Berkshire Hathaway's cash reserves surpass $300 billion after Buffett increases stock sales and halts buybacks.
In the third quarter, Berkshire Hathaway's monstrous cash pile surpassed $300 billion, with Warren Buffett continuing his stock-selling spree and refraining from repurchasing shares.
By the end of September, the Omaha-based conglomerate's cash reserves had reached a record $325.2 billion, an increase of $48.3 billion from the second quarter, as stated in its earnings report released on Saturday morning.
As the Oracle of Omaha sold significant portions of his biggest equity holdings, namely and , the mountain of cash kept growing. Berkshire dumped about a quarter of its gigantic Apple stake in the third quarter, making it the fourth consecutive quarter that it has downsized this bet. Meanwhile, since mid-July, Berkshire has reaped more than $10 billion from offloading its longtime Bank of America investment.
In the third quarter, Berkshire sold $36.1 billion worth of stock, with the 94-year-old investor continuing to be in a selling mood.
No buybacks
Berkshire refrained from repurchasing any company shares during the period, as its shares had already outperformed the broader market and hit record highs earlier in the year.
In the second quarter, the conglomerate bought back $345 million worth of its own stock, which is significantly lower than the $2 billion repurchased in each of the previous two quarters. The company states that it will buy back stock when Chairman Buffett determines that the repurchase price is below Berkshire's intrinsic value, conservatively determined.

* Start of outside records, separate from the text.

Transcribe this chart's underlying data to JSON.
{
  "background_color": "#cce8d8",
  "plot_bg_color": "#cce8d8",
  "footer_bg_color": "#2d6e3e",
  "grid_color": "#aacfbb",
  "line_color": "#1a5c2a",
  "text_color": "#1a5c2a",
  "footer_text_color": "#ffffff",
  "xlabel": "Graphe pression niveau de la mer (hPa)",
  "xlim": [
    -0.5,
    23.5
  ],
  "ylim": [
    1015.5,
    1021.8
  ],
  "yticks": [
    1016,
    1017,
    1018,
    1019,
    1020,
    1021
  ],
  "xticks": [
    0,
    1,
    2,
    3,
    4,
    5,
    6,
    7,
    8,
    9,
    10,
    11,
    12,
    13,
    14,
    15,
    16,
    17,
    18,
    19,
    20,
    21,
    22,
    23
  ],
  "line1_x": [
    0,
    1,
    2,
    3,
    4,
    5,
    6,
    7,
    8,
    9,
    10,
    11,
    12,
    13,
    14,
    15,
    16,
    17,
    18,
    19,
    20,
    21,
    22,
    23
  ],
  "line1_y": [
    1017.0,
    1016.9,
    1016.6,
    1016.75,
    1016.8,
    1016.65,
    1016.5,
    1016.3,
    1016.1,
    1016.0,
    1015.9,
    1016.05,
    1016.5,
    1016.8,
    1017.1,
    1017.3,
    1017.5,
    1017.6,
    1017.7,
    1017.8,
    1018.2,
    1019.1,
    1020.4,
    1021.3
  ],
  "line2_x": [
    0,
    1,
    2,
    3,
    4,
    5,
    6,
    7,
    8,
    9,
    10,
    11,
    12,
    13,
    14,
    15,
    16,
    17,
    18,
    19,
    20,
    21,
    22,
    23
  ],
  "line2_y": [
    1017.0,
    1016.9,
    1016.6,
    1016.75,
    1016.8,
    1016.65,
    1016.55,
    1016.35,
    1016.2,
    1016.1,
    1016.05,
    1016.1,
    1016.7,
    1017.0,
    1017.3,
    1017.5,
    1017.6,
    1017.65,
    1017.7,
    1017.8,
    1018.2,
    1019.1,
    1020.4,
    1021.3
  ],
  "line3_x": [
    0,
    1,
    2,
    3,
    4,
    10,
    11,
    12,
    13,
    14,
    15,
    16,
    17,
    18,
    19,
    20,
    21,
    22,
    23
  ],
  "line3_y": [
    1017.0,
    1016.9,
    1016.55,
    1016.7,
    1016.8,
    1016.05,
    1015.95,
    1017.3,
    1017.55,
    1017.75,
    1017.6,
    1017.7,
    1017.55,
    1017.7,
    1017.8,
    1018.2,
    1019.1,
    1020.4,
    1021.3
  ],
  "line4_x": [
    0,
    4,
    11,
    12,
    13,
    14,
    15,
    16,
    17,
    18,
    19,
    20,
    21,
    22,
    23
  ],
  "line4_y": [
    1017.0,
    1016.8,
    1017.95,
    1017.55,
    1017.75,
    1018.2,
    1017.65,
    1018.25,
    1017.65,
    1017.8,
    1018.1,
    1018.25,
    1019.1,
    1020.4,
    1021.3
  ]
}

Berkshire's Class A shares have surpassed the S&P 500's year-to-date return by 5.9%, reaching a $1 trillion market cap in the third quarter with an all-time high.
Berkshire's operating earnings for the third quarter, which include profits from the conglomerate's fully-owned businesses, were $10.1 billion, down about 6% from the previous year due to weak insurance underwriting. This figure was slightly below analysts' estimates, according to the FactSet consensus.
Buffett's conservative stance is in line with the stock market's upward trend this year, as investors anticipate a soft economic landing with declining inflation and the Federal Reserve continuing to lower interest rates. However, recent developments have seen the 10-year Treasury yield rise above 4% last month, which may not align with Buffett's outlook.
Notable investors, including Paul Tudor Jones, are concerned about the increasing fiscal deficit and believe neither of the presidential candidates will address it by cutting spending. Buffett has suggested this year that he sold some stock holdings due to the possibility of raising tax rates on capital gains to reduce the deficit.